By Elizabeth Morgan
There are more than 2,000 species of fleas around us. Out of these, the most common one is the cat flea, Ctenocephalides felis. The cat adult fleas, unlike many other fleas, remain on the host. Though it exists worldwide, it is most commonly found in the United States. Cat fleas are commonly found on both cats and dogs.
In order to reproduce, cat fleas needs fresh blood. They lay eggs at the rate of one egg per hour. Their life cycle consists of four stages of metamorphosis, namely egg, larval, pupa and adult. Depending on external environmental factors like temperature and humidity, this cycle lasts 30 to 75 days. The most common problem occurring due to flea bites is flea allergy dermatitis, the severity of which depends upon the sensitivity of the host. Pet owners in the United States spend millions of dollars each year on flea allergy remedies. Cat fleas often carry infection too, and are feared to be capable of carrying plague and typhus.
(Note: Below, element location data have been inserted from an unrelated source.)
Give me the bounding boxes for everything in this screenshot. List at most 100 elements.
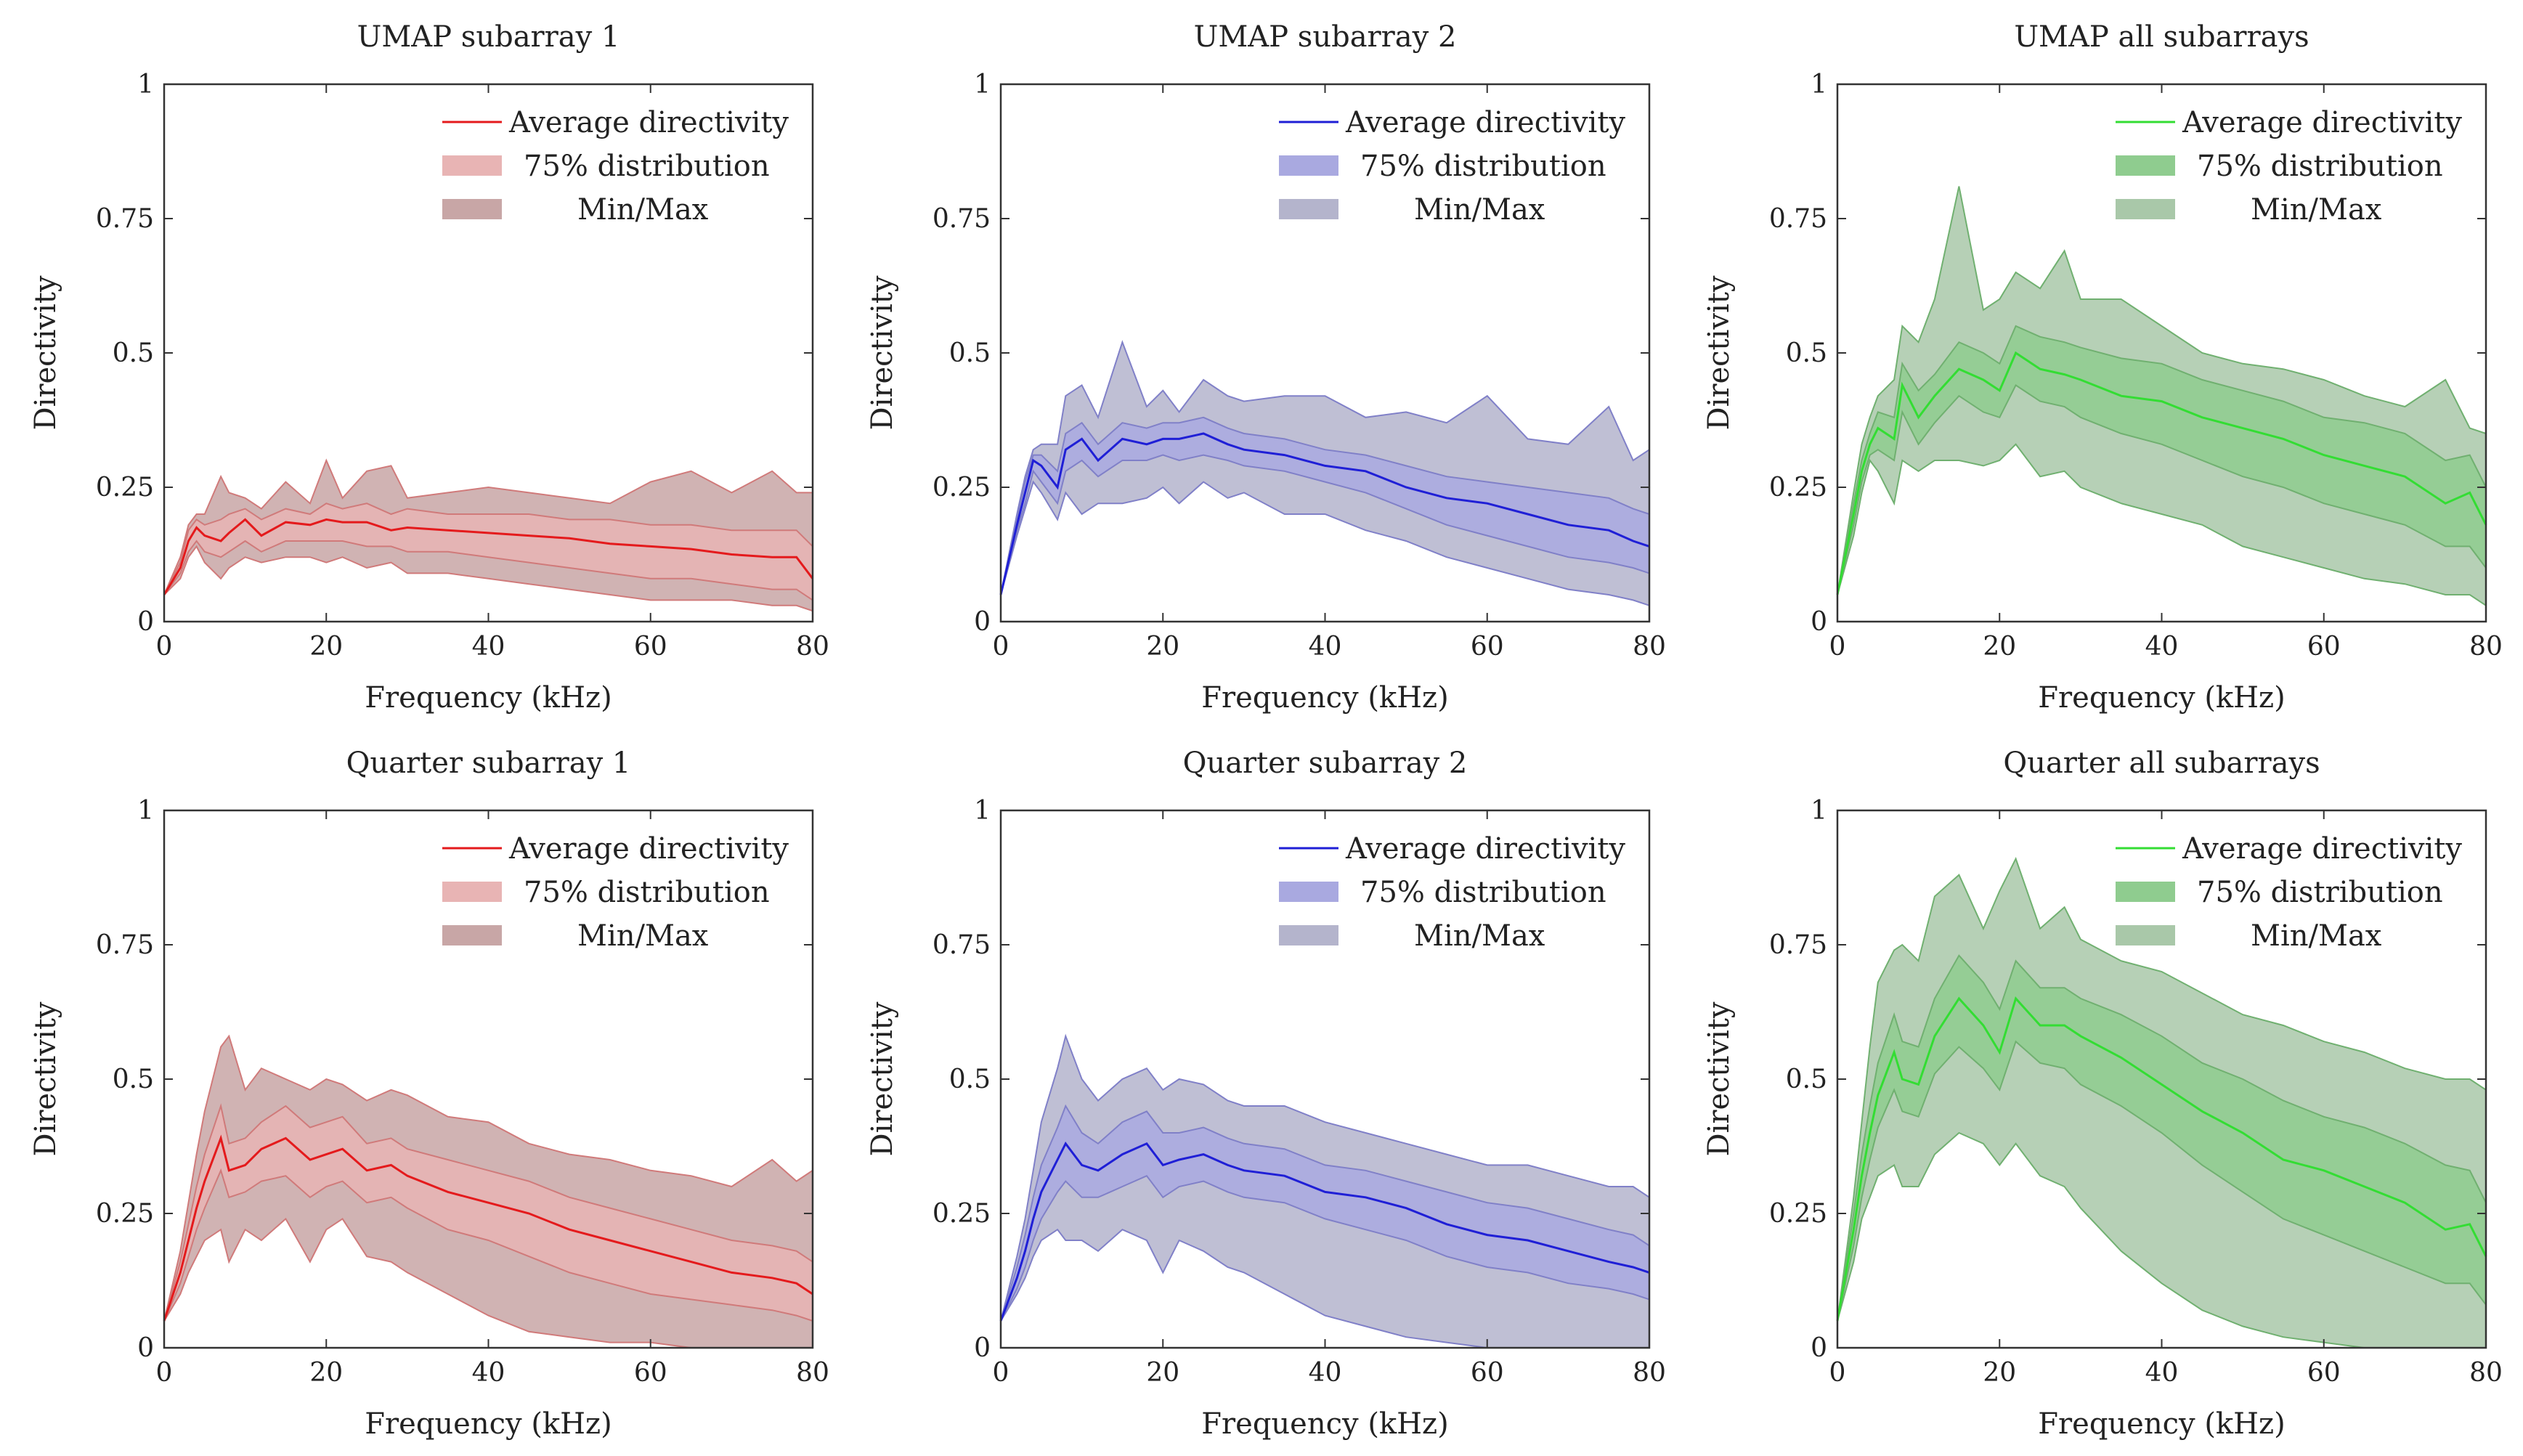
legend-label: Average directivity <box>508 106 789 139</box>
y-tick-label: 0.25 <box>1769 473 1827 503</box>
legend-label: Average directivity <box>1345 106 1625 139</box>
legend-75-swatch <box>442 155 502 176</box>
legend-label: 75% distribution <box>1360 876 1606 909</box>
legend-label: Average directivity <box>2182 832 2462 866</box>
chart-title: UMAP subarray 2 <box>1194 20 1457 54</box>
x-tick-label: 0 <box>993 1358 1009 1388</box>
chart-title: UMAP all subarrays <box>2014 20 2309 54</box>
legend-label: Min/Max <box>2251 919 2382 953</box>
y-axis-label: Directivity <box>866 1001 899 1156</box>
chart-panel-5: Quarter subarray 2 0 20 40 60 80 0 0.25 0.5 0.75 1… <box>866 747 1666 1441</box>
y-tick-label: 0.25 <box>1769 1199 1827 1229</box>
x-tick-label: 80 <box>2469 632 2503 662</box>
y-tick-label: 0 <box>137 1333 154 1363</box>
legend: Average directivity 75% distribution Min/M… <box>1279 832 1625 953</box>
legend-minmax-swatch <box>2116 925 2175 945</box>
y-axis-label: Directivity <box>29 1001 62 1156</box>
y-tick-label: 0.25 <box>933 473 991 503</box>
y-tick-label: 0.25 <box>933 1199 991 1229</box>
legend-75-swatch <box>1279 155 1338 176</box>
x-tick-label: 0 <box>156 632 173 662</box>
x-tick-label: 80 <box>796 632 829 662</box>
x-tick-label: 20 <box>1983 1358 2016 1388</box>
chart-title: Quarter all subarrays <box>2003 747 2320 780</box>
y-tick-label: 1 <box>137 70 154 99</box>
chart-panel-1: UMAP subarray 1 0 20 40 60 80 0 0.25 0.5 0.75 1 Fre… <box>29 20 829 715</box>
average-directivity-line <box>163 1134 813 1322</box>
y-tick-label: 0.25 <box>96 473 154 503</box>
legend-label: Min/Max <box>1414 919 1545 953</box>
x-tick-label: 60 <box>1471 1358 1504 1388</box>
x-tick-label: 0 <box>1829 632 1846 662</box>
average-directivity-line <box>163 518 814 595</box>
y-tick-label: 0.5 <box>1786 1065 1827 1094</box>
y-tick-label: 0 <box>1811 607 1827 637</box>
x-tick-label: 40 <box>2145 632 2179 662</box>
legend-minmax-swatch <box>1279 925 1338 945</box>
legend-label: Average directivity <box>2182 106 2462 139</box>
x-tick-label: 80 <box>2469 1358 2503 1388</box>
y-tick-label: 0.75 <box>1769 930 1827 960</box>
y-tick-label: 1 <box>974 796 991 826</box>
legend-label: Min/Max <box>577 193 709 227</box>
legend: Average directivity 75% distribution Min/M… <box>1279 106 1625 227</box>
x-axis-label: Frequency (kHz) <box>2038 1407 2285 1441</box>
x-tick-label: 0 <box>1829 1358 1846 1388</box>
legend-75-swatch <box>2116 882 2175 902</box>
y-tick-label: 0.5 <box>1786 338 1827 368</box>
y-axis-label: Directivity <box>1702 275 1736 430</box>
legend-75-swatch <box>442 882 502 902</box>
chart-panel-6: Quarter all subarrays 0 20 40 60 80 0 0.25 0.5 0.… <box>1702 747 2503 1441</box>
x-tick-label: 80 <box>796 1358 829 1388</box>
legend-minmax-swatch <box>442 925 502 945</box>
chart-title: UMAP subarray 1 <box>357 20 620 54</box>
chart-title: Quarter subarray 1 <box>346 747 631 780</box>
x-tick-label: 20 <box>1146 632 1179 662</box>
legend-minmax-swatch <box>1279 199 1338 219</box>
x-axis-label: Frequency (kHz) <box>1201 681 1448 715</box>
legend-minmax-swatch <box>442 199 502 219</box>
x-tick-label: 0 <box>156 1358 173 1388</box>
y-tick-label: 0.75 <box>1769 204 1827 234</box>
legend-label: 75% distribution <box>2197 876 2443 909</box>
legend: Average directivity 75% distribution Min/M… <box>442 832 789 953</box>
y-tick-label: 1 <box>974 70 991 99</box>
x-axis-label: Frequency (kHz) <box>2038 681 2285 715</box>
legend-label: 75% distribution <box>2197 150 2443 183</box>
chart-panel-2: UMAP subarray 2 0 20 40 60 80 0 0.25 0.5 0.75 1 Fre… <box>866 20 1666 715</box>
x-tick-label: 60 <box>1471 632 1504 662</box>
chart-title: Quarter subarray 2 <box>1183 747 1468 780</box>
legend: Average directivity 75% distribution Min/M… <box>442 106 789 227</box>
y-tick-label: 0 <box>974 1333 991 1363</box>
x-tick-label: 60 <box>2307 1358 2341 1388</box>
x-tick-label: 80 <box>1633 1358 1666 1388</box>
chart-panel-4: Quarter subarray 1 0 20 40 60 80 0 0.25 0.5 0.75 1… <box>29 747 829 1441</box>
y-tick-label: 0 <box>974 607 991 637</box>
y-tick-label: 0 <box>1811 1333 1827 1363</box>
legend-75-swatch <box>2116 155 2175 176</box>
x-tick-label: 20 <box>309 632 343 662</box>
legend-label: Average directivity <box>1345 832 1625 866</box>
y-tick-label: 0.25 <box>96 1199 154 1229</box>
y-tick-label: 0.75 <box>933 204 991 234</box>
chart-panel-3: UMAP all subarrays 0 20 40 60 80 0 0.25 0.5 0.75 1… <box>1702 20 2503 715</box>
x-tick-label: 40 <box>1309 1358 1342 1388</box>
average-directivity-line <box>1836 351 2487 595</box>
legend-label: Average directivity <box>508 832 789 866</box>
legend-label: 75% distribution <box>524 876 770 909</box>
legend-75-swatch <box>1279 882 1338 902</box>
y-tick-label: 0.5 <box>113 1065 154 1094</box>
y-axis-label: Directivity <box>866 275 899 430</box>
x-tick-label: 40 <box>472 632 505 662</box>
x-tick-label: 40 <box>2145 1358 2179 1388</box>
x-axis-label: Frequency (kHz) <box>365 681 612 715</box>
y-axis-label: Directivity <box>29 275 62 430</box>
y-tick-label: 0.5 <box>113 338 154 368</box>
legend-label: Min/Max <box>2251 193 2382 227</box>
x-tick-label: 40 <box>472 1358 505 1388</box>
y-tick-label: 1 <box>1811 70 1827 99</box>
average-directivity-line <box>999 1141 1650 1322</box>
average-directivity-line <box>999 432 1650 595</box>
x-axis-label: Frequency (kHz) <box>1201 1407 1448 1441</box>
They also serve as the intermediate host to the dog tapeworm, an intestinal parasite, which gets transmitted to the pest when the flea carrying the tapeworm cyst is ingested.
The only possible way to detect fleas is to observe the behavior of your pets. Early detection of the fleas enables you to control them and minimize the suffering that can be caused to you and your pets by allergies or more serious infections transmitted by them. The most important way to control the breeding of fleas is to take proper care of sanitation of your indoor and outdoor premises. Ensuring proper care of pets by washing and shampooing them regularly is also another important factor. There are varieties of shampoos available in the market for pets, which contain pesticides, and are helpful in eradication of fleas.
Only by being conscious of cleanliness can we rid ourselves of the annoyance and hazards spread by cat fleas: by preventing them from breeding in and around our homes and pets.